Using Torchuq Transforms in an End-to-End Deep Learning Pipeline¶

One of the key functionality of Torchuq is transformation, i.e. converting a prediction into a different prediction. For example, a simple transformation is to convert a distribution prediction into an interval prediction. There is a very natural conversion: we simply take a credible interval of the predicted distribution. For a list of simple transformations see [TBD]. There are also sophisticated transformations (that we will introduce in the future tutorials), such as transforming ensemble predictions into calibrated distributions.

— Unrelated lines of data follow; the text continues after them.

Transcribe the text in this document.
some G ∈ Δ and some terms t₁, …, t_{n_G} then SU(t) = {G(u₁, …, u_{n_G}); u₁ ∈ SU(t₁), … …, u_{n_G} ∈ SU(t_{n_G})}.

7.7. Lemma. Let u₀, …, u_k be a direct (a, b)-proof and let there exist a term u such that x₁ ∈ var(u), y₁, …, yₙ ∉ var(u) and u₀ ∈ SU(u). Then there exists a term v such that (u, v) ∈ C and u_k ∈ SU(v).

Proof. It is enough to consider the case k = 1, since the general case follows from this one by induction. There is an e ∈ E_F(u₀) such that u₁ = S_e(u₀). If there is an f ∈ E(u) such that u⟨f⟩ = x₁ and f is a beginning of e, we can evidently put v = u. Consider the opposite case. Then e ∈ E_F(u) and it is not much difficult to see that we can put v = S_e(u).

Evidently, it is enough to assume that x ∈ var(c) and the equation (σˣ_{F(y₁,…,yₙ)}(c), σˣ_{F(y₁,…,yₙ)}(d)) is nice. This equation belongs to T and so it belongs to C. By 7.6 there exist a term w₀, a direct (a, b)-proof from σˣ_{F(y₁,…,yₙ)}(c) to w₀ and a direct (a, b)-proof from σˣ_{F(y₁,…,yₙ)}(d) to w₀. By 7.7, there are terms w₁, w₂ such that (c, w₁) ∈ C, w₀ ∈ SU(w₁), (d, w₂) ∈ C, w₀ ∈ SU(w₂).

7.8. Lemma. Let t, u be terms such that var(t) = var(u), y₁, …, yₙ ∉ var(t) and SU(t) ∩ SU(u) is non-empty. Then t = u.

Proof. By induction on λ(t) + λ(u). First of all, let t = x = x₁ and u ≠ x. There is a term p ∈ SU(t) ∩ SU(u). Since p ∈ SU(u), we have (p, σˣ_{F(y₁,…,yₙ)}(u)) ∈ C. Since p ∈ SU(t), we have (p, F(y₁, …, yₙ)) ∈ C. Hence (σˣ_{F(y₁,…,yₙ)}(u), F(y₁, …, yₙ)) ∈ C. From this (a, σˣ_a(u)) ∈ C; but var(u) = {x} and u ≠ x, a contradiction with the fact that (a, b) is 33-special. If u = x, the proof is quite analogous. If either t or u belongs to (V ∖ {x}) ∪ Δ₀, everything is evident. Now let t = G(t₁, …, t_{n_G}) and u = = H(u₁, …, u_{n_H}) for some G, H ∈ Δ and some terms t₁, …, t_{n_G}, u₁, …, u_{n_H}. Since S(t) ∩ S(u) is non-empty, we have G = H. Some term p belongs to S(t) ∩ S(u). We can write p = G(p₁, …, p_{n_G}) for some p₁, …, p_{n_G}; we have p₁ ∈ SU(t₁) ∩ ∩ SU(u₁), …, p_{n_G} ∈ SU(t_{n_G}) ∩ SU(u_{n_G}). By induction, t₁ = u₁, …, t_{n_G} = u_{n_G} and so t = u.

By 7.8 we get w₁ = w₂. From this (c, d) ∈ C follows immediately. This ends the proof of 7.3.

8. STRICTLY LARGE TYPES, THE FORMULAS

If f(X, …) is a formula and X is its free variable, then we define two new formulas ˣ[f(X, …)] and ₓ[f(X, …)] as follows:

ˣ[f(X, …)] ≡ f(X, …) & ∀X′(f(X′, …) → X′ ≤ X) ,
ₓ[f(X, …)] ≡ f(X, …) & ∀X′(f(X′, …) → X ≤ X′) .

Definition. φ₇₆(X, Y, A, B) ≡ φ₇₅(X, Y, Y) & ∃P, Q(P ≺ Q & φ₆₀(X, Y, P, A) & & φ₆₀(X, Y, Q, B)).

In this tutorial we focus on end-to-end learning, and aim to show that most transformations in torchuq are differentiable, so can be incorporated into a deep learning pipeline as a network layer. As an example, the function torchuq.transform.direct.quantile_to_distribution converts a quantile prediction to a distribution prediction by fitting a kernel density estimator; it is a differentiable function. For demonstration purposes, we first predict a quantile prediction, then convert it to a distribution prediction, and finally optimize a proper scoring rule (negative log likelihood) on the distribution prediction.

from torchuq.transform.direct import quantile_to_distribution
from torchuq.evaluate.distribution import compute_crps, compute_nll

net = NetworkFC(x_dim, out_dim=10).to(device)
optimizer = optim.Adam(net.parameters(), lr=5e-4)

for epoch in range(50):
    if epoch % 10 == 0:    # Evaluate the validation performance
        with torch.no_grad():
            pred_raw = net(val_x.to(device))
            pred_val = quantile_to_distribution(pred_raw)

            loss = compute_nll(pred_val, val_y.to(device))
            print("Epoch %d, loss=%.4f" % (epoch, loss))

    for i, (bx, by) in enumerate(train_loader):  # Standard pytorch training loop
        optimizer.zero_grad()
        pred_raw = net(bx.to(device))
        pred_val = quantile_to_distribution(pred_raw)

        loss = compute_nll(pred_val, by.to(device))
        loss.backward()
        optimizer.step()

Epoch 0, loss=2.7785
Epoch 10, loss=1.1145
Epoch 20, loss=0.9336
Epoch 30, loss=1.3190
Epoch 40, loss=1.7267

from torchuq.evaluate.distribution import plot_density_sequence, plot_reliability_diagram

pred_raw = net(val_x.to(device)).cpu()
predictions_distribution2 = quantile_to_distribution(pred_raw)

plot_density_sequence(predictions_distribution2, val_y)
plot_reliability_diagram(predictions_distribution2, val_y);